“Los revolucionarios no esperamos nada, lo que significa que el revolucionario debe entregarse y se entrega de manera total a una causa, a sus ideas, a sus objetivos nobles, sin esperar nada. Yo diría, sin disminuir en lo más mínimo cualquier otra convicción, que eso es realmente lo que hace la verdadera convicción revolucionaria”.

“Con relación a Cuba no hay solo embargo, el embargo es una palabra piadosa. Nosotros decimos bloqueo; pero lo que ha habido con relación a Cuba es realmente una guerra económica, una guerra política”.

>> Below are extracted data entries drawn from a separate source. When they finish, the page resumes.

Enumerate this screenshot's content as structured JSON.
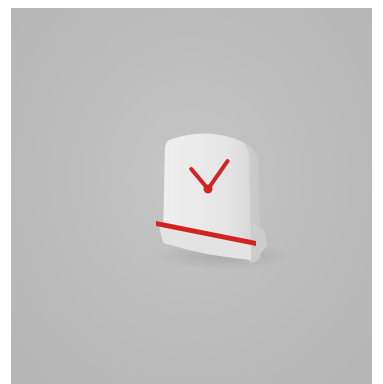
{
  "scene": {
    "subject": "desk-clock-render",
    "colors": {
      "background": "#bdbdbd",
      "clock_body": "#e9e9e9",
      "clock_shade": "#cfcfcf",
      "accent_red": "#d32222"
    },
    "clock": {
      "hour_hand_angle_deg": -40,
      "minute_hand_angle_deg": 35
    }
  }
}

“(…) el embargo es una palabra piadosa, el bloqueo se acerca más, no es ni embargo ni bloqueo, es una guerra económica contra nuestro país, que no se le permite comprar una aspirina, no se le permite comprar un citostático, no se le permite comprar en Estados Unidos una medicina que pueda salvar vidas, y este es uno de los países más avanzados en las investigaciones médicas”.

“¿Qué es un bloqueo? Un arma atómica silenciosa que mata mujeres, hombres, niños, adolescentes; ese es el bloqueo”.

“Que no les quepa duda de que seguiremos siendo socialistas y comunistas. Y nos van a respetar más porque a los que cambian de bandera no se les respeta. A los que traicionan sus ideales jamás se les respeta, a los que traicionan sus principios jamás se les ha respetado ni se les respetará; por tanto, estamos seguros de que a Cuba se le respetará, a los cubanos, a nuestro pueblo”.

“Los hombres pasan, los pueblos quedan; los hombres pasan, las ideas quedan. Los hombres pasan, pero el sentido de la justicia, de la hermandad y de la igualdad entre los seres humanos, el derecho a defender sus valores, a defender sus esperanzas, a defender su alegría, (…) en nuestro pueblo, no pasará jamás”.

“Sin bloqueo nosotros marcharíamos adelante a muy buen ritmo; el bloqueo es el obstáculo fundamental al desarrollo económico del país (…)”

“No podrán vencernos ideológicamente, ni podrán vencernos con el poder de las armas, como no nos han podido vencer con el implacable, cruel y despiadado bloqueo que nos han impuesto”

“Nosotros, los revolucionarios, nuestros profesores, nuestros intelectuales y nuestros hombres de ciencia, tenemos que profundizar en los problemas actuales de nuestro mundo y avizorar lo que viene inexorablemente. Digo que realmente es una tarea de importancia vital, y tenemos que promover esos estudios y esos recursos. Llega mucha información de todas partes, noticias de todas partes, medios de comunicación que se han desatado hasta lo inimaginable y que están configurando un planeta en condiciones muy serias, cosas que pueden apreciarse”.

"(...)Si no es posible vivir con honor y con justicia, si no es posible ser hombre y ser hombre libre, ¿para qué queremos la vida?; es preferible la muerte. Y más, cuando los hechos prueban, o están probando de una manera irrebatible que la muerte, como podríamos decirle al Che, no existe. Al contrario, cuando los hombres escogen el deber y el honor, cuando escogen lo que es justo, es precisamente cuando más viven, porque viven mientras viva una idea, y las ideas no mueren, las causas justas se perpetúan a lo largo de los tiempos, como se perpetuarán nuestras ideas y se perpetuará nuestra causa justa, por encima de las victorias parciales y efímeras de los enemigos de esas ideas, de los enemigos de esas causas justas. Y nosotros escogimos hace rato, en este dilema, y por eso decimos también: ¡Socialismo o Muerte!"

"El problema no es Raúl y Fidel. Nosotros, por lo general, ni nos montamos en el mismo avión, ni en el mismo helicóptero. Tomamos algunas medidas para no estar todos los días corriendo el riesgo de que desaparezcan dos cuadros de los históricos; pero hay que pensar más allá realmente, hay que pensar en el colectivo de dirección, las tradiciones, las ideas, los principios. Hay que garantizar cuando no estén ni Fidel, ni Raúl. Seríamos realmente unos irresponsables imprevisores si no pensáramos en eso".

“Tenemos que levantar una montaña de acero, contra la cual se estrelle todo; tenemos que desarrollar un partido de acero; tenemos que asegurar la supervivencia de nuestra Revolución contra cualquier desvío, contra cualquier peligro, externo o interno, hoy, mañana y siempre. Me parece que esa es la idea clave, es el mensaje que quiero trasmitirles hoy (...) Espero que estas ideas ustedes las conserven todo el tiempo posible, en especial dos de ellas: una, la que tiene que ver con los próximos años, la expliqué bien, convertir lo excepcional en regla; y otra, garantizar la unidad, los principios, los ideales y las condiciones que preserven siempre nuestra Revolución.”